How long this unanimity lasts remains to be seen. The players and managers are on board for the moment, but their support may waver once the red cards appear. And that seems an inevitable consequence of a hard-line approach to players using foul, abusive or insulting language. In action prompted, perhaps, by the outcry that followed Wayne Rooney's abuse of Graham Poll at Highbury last winter, it "has been made very clear", to quote Hackett, that such behaviour will in future result in dismissal.
Rooney, admitted Hackett, could, and should, have been sent off under the existing interpretation of the law, but under the new one he definitely would be. "Spontaneous reactions of disagreement," which involve foul language, can still be dealt with by a quiet word from the referee but "premeditated" or "aggressive" postures will mean red.
"The will is there to back this," insisted Barwick when reminded that similar campaigns had been watered down by October. That said, both Scudamore and Barnwell reserved the right to review the situation during the season. Clubs have additionally been told that "mass confrontation", whether between players and referees, or opposing teams, is unacceptable.
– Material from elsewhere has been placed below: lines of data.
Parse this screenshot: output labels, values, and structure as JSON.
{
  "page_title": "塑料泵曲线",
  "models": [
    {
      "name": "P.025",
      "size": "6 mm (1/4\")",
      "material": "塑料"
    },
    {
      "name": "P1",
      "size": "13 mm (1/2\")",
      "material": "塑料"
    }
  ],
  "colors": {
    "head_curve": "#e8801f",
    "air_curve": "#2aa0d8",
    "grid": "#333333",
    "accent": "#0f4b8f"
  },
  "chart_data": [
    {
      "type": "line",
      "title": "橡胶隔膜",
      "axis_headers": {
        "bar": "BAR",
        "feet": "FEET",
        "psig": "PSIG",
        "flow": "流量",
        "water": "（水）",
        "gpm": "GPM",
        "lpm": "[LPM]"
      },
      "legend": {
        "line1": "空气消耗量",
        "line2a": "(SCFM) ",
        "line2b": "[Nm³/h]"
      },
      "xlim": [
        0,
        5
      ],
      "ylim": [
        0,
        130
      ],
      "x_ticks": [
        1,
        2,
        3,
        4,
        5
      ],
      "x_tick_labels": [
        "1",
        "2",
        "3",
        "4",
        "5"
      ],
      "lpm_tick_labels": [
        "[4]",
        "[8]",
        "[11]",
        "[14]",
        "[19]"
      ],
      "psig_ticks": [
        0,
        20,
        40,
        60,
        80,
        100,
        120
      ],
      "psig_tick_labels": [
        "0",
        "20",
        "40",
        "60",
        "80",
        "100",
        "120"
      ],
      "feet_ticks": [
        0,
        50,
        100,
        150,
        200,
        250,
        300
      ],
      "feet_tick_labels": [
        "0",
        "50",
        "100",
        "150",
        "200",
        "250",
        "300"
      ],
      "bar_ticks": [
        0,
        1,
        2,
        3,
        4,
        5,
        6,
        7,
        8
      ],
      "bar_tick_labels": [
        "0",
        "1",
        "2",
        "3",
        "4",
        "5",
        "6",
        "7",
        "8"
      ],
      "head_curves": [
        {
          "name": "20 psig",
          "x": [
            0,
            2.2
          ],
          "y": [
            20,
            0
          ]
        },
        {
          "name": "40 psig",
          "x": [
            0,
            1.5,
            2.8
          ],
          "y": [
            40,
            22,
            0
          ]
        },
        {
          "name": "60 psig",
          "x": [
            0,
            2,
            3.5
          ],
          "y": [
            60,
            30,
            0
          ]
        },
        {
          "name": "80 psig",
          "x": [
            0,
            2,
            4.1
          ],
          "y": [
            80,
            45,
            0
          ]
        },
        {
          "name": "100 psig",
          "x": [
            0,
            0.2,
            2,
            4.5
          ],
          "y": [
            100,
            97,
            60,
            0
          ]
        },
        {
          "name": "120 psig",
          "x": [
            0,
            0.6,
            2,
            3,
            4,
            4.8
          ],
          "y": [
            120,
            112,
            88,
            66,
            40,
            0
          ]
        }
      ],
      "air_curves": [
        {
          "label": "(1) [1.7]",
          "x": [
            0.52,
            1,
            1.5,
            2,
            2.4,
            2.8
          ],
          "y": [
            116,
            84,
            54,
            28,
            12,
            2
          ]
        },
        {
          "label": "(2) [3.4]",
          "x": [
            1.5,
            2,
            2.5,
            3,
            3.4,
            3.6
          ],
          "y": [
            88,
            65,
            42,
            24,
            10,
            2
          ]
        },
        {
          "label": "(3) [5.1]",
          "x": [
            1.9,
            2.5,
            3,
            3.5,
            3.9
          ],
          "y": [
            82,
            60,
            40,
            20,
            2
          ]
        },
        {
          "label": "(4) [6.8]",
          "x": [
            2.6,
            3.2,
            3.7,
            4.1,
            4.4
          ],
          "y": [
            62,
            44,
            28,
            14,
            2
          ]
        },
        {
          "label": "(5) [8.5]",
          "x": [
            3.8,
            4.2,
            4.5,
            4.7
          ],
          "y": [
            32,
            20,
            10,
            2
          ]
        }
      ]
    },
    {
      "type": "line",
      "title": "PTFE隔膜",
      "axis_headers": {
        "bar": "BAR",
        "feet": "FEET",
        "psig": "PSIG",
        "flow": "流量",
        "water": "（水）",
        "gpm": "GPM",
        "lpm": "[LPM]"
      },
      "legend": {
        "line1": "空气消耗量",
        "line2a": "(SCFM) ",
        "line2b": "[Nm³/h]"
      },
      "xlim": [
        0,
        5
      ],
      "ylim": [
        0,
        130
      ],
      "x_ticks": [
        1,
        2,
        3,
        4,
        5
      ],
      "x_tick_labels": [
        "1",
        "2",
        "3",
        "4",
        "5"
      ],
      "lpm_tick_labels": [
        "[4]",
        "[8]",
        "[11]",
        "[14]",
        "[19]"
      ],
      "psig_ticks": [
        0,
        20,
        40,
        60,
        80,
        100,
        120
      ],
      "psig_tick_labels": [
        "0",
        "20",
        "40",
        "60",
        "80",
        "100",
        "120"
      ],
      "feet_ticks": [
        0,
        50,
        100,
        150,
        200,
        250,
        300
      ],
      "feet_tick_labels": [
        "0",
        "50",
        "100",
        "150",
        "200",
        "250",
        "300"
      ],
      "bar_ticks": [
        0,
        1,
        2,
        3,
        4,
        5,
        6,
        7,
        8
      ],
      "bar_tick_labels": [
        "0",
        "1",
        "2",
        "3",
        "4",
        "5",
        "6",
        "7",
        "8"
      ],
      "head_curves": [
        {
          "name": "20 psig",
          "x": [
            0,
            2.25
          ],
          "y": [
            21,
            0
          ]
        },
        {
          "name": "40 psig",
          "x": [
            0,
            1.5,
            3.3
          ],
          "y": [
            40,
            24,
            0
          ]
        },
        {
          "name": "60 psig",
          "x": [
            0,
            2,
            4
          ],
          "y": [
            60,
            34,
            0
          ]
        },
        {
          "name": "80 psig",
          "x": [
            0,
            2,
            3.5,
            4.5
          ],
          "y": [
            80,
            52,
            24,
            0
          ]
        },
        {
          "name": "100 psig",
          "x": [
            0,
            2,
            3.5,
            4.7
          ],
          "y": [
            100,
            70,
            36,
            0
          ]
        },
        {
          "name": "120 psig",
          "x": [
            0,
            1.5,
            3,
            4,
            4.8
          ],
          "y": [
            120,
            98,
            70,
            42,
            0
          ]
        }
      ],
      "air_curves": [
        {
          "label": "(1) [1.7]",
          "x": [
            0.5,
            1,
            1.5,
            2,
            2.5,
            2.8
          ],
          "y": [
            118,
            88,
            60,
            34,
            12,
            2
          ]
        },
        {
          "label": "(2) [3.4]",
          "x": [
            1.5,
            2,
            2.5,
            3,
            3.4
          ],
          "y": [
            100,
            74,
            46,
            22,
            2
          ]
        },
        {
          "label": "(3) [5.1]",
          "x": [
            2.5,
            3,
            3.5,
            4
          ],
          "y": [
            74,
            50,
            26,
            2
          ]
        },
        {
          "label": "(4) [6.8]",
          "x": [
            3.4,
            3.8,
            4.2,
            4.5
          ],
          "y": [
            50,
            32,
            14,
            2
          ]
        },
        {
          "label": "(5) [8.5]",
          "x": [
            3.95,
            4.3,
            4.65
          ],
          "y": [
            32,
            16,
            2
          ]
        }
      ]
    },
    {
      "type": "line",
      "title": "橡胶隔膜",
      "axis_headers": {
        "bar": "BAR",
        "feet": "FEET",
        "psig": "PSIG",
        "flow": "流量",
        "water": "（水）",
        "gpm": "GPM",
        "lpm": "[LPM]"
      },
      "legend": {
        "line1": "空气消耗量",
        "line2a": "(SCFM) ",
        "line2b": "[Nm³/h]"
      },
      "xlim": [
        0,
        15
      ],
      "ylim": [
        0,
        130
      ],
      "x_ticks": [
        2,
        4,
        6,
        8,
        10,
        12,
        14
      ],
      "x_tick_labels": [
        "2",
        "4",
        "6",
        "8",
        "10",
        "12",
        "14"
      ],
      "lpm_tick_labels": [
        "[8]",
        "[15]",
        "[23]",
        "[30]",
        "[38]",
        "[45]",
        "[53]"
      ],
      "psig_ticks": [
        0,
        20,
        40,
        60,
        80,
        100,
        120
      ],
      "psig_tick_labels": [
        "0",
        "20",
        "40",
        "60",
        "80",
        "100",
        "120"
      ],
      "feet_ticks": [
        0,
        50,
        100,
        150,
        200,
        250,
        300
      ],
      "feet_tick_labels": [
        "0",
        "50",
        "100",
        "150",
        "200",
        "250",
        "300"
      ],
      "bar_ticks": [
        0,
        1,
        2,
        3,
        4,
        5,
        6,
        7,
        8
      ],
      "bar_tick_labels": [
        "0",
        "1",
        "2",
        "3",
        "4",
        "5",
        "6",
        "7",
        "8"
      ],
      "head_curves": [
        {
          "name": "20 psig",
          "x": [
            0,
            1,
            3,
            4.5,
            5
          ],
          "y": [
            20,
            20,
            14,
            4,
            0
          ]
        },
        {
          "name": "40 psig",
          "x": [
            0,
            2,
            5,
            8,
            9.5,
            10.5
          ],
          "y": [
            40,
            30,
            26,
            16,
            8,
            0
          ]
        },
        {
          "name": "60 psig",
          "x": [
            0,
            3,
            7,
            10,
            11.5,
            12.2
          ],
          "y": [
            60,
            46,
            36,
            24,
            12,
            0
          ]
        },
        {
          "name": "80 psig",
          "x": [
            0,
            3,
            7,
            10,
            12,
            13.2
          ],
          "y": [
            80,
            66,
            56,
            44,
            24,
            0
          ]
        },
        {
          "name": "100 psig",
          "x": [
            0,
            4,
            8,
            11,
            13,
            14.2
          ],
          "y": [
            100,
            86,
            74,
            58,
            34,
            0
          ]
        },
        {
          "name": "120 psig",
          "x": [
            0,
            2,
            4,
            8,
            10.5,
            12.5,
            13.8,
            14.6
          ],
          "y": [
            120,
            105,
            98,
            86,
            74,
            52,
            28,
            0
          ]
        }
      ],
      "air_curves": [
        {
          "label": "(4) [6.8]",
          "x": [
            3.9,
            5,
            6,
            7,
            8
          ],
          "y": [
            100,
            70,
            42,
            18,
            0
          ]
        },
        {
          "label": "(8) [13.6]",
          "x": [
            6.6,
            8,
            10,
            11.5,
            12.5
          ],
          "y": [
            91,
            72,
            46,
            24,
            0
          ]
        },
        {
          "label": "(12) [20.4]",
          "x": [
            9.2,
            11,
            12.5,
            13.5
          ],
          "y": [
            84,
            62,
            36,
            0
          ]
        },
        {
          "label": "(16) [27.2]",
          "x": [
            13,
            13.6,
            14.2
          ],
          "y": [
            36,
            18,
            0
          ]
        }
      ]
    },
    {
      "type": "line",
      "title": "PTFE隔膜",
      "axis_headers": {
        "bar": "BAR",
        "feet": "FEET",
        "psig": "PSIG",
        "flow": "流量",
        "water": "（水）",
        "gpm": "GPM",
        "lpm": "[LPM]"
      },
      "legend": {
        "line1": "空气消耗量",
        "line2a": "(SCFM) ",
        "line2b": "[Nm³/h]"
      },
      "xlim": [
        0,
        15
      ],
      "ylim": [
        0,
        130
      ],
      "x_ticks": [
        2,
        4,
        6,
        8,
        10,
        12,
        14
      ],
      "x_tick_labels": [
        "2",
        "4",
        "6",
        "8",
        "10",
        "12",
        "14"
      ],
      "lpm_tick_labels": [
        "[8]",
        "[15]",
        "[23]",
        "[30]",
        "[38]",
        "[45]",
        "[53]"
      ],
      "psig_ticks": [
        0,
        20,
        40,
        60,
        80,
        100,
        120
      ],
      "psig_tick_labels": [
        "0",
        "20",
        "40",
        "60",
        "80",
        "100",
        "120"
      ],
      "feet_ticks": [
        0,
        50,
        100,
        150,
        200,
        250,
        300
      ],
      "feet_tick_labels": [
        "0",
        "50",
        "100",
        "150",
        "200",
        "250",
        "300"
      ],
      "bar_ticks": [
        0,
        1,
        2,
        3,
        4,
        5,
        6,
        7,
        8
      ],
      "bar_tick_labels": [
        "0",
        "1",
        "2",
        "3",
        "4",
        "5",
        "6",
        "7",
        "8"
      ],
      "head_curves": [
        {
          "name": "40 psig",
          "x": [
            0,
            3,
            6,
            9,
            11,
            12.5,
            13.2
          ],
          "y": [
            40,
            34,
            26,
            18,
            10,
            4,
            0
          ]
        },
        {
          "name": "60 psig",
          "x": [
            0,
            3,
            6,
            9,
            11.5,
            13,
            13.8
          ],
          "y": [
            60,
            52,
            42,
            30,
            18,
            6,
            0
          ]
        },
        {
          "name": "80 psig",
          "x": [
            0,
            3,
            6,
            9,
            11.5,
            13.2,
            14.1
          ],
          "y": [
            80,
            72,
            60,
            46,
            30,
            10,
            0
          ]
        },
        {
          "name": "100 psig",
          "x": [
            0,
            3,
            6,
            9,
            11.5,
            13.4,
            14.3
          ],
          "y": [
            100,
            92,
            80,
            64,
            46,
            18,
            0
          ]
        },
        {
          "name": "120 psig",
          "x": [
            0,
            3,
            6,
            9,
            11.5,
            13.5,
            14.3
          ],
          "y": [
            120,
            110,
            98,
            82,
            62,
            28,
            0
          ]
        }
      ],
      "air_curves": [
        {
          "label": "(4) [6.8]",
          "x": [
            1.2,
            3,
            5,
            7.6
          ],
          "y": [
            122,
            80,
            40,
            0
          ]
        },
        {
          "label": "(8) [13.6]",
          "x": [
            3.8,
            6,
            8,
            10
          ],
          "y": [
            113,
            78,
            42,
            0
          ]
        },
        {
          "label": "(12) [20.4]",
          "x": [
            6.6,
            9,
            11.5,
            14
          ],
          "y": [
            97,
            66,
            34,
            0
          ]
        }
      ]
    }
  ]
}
There have also been changes in the application of laws involving foul tackles and offside. A "reckless" tackle, whether from behind or not, should now result in a booking, and a reckless one endangering a player's safety should spell red. Not that the English game will go soft. While Hackett conceded "the pendulum" may have swung too far towards robust play since he replaced Philip Don at the PMOB, the response of McGuire and Barnwell suggested players and managers prefer his approach.
The confusing passive-active distinction remains for offside, but with players now able to be regarded as "active", and flagged offside, later in the move. This is aimed to stop players benefiting from deliberately taking up positions that would have been offside under the original interpretation.
Other changes include the dropping, at the insistence of Fifa, of the 10-yard sanction for dissent. Players must also stand two metres away from the takers at throw-ins.